Kuo’s knowledge of essential oils has also rubbed off on her family members. Not burning candles in the house is normal for Simone Kuo and she has found she prefers the effect of diffusers and incorporates them into her daily studying routine.
“I’ve found that some candles are very strong and can be overpowering which would give me headaches often,” Simone Kuo said. “Diffusers don’t give me headaches, they’re more subtle. It depends on what you put in them, but you can control how strong they smell. You can mix different scents too. During the SAT I put different scents on my wrists to help me stay focused. I think they definitely have a benefit and I do find when I use them I tend to be less stressed.”
The mental benefits of scents are something the owner of CornerCandle shop Lori Woods can agree with, but she isn’t worried about candles causing detrimental health issues. CornerCandle Shop works towards finding the best and healthiest blends to use by experimenting with waxes such as coconut and apricot blends.
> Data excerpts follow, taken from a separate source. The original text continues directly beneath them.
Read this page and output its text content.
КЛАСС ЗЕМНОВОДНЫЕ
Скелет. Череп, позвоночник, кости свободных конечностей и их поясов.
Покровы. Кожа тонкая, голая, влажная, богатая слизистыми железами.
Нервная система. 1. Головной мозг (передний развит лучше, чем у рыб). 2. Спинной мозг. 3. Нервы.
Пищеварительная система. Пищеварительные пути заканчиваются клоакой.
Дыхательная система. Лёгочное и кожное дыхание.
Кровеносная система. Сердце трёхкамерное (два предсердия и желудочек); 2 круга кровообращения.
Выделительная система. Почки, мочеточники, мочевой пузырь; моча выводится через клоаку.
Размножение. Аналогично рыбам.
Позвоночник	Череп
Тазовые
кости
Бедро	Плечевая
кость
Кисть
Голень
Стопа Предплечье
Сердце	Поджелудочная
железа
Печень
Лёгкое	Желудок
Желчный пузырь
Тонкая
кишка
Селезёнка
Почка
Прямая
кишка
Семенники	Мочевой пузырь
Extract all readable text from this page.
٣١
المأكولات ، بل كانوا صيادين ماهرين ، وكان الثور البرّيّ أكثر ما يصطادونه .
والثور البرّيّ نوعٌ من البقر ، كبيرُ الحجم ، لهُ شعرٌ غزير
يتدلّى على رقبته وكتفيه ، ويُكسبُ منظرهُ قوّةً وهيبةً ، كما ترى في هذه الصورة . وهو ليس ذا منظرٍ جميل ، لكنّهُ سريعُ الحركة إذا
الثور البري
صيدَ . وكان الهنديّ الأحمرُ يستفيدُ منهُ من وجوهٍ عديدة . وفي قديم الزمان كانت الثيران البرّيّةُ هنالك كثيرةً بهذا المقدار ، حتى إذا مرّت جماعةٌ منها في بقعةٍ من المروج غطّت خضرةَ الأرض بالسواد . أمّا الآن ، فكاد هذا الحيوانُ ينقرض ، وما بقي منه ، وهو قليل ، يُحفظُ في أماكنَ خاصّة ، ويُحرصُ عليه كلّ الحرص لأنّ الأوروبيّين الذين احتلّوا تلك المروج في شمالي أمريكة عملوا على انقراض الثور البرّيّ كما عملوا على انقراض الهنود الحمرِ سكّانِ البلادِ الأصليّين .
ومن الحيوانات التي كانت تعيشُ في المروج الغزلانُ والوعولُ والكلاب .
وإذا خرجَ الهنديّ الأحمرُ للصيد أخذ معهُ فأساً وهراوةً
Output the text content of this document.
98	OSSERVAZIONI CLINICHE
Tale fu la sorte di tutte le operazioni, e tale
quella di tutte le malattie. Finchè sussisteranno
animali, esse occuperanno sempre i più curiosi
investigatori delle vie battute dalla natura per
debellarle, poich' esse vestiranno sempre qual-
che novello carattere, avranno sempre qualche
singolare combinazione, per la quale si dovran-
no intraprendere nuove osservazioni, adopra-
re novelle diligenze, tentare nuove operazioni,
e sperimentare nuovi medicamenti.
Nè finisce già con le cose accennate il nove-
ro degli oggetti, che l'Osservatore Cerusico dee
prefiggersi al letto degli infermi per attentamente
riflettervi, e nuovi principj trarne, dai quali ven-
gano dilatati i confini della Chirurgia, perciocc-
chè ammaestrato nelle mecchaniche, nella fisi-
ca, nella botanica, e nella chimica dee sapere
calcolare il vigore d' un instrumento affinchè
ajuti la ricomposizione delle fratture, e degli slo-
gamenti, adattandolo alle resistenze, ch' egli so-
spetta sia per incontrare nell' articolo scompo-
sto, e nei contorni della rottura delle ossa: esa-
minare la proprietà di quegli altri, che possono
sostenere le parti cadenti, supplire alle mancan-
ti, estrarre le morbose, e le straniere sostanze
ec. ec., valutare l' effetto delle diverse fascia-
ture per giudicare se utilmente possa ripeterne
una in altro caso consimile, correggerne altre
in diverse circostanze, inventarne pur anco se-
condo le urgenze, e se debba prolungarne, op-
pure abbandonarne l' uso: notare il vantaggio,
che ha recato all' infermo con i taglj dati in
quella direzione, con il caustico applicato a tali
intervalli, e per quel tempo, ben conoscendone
“I heard someone explain candles really smartly once; anything that you’re burning is going to result in smoke, it’s a fire,” Woods said. “It comes down to what materials you’re using as far as candles go. I know there’s always a big controversy about whether paraffin is good or bad because it’s a petroleum-based product, but I feel like the level of chemicals released by each type of candle is well below the amount that would cause human health problems. The reason people usually put paraffin in their candles is to increase the scents, meaning you’re going to have a stronger smelling candle if it has paraffin added to it. I think as long as you’ve got the appropriate wick you’ll be fine.”
Despite where a person may fall in their opinion of candles, Simone Kuo encourages them to give diffusing and essential oils a try.
“Look it up,” Simone Kuo said. “Go onto oil companies’ sites and inform yourself about the pros and cons. Make sure all your sources are credible. Try oils. Experiment. See if you can find different ways to create the smells or blends you’re looking for. It’s impossible to avoid everything, but we can try to do what we can to keep out some of those toxins from our bodies.”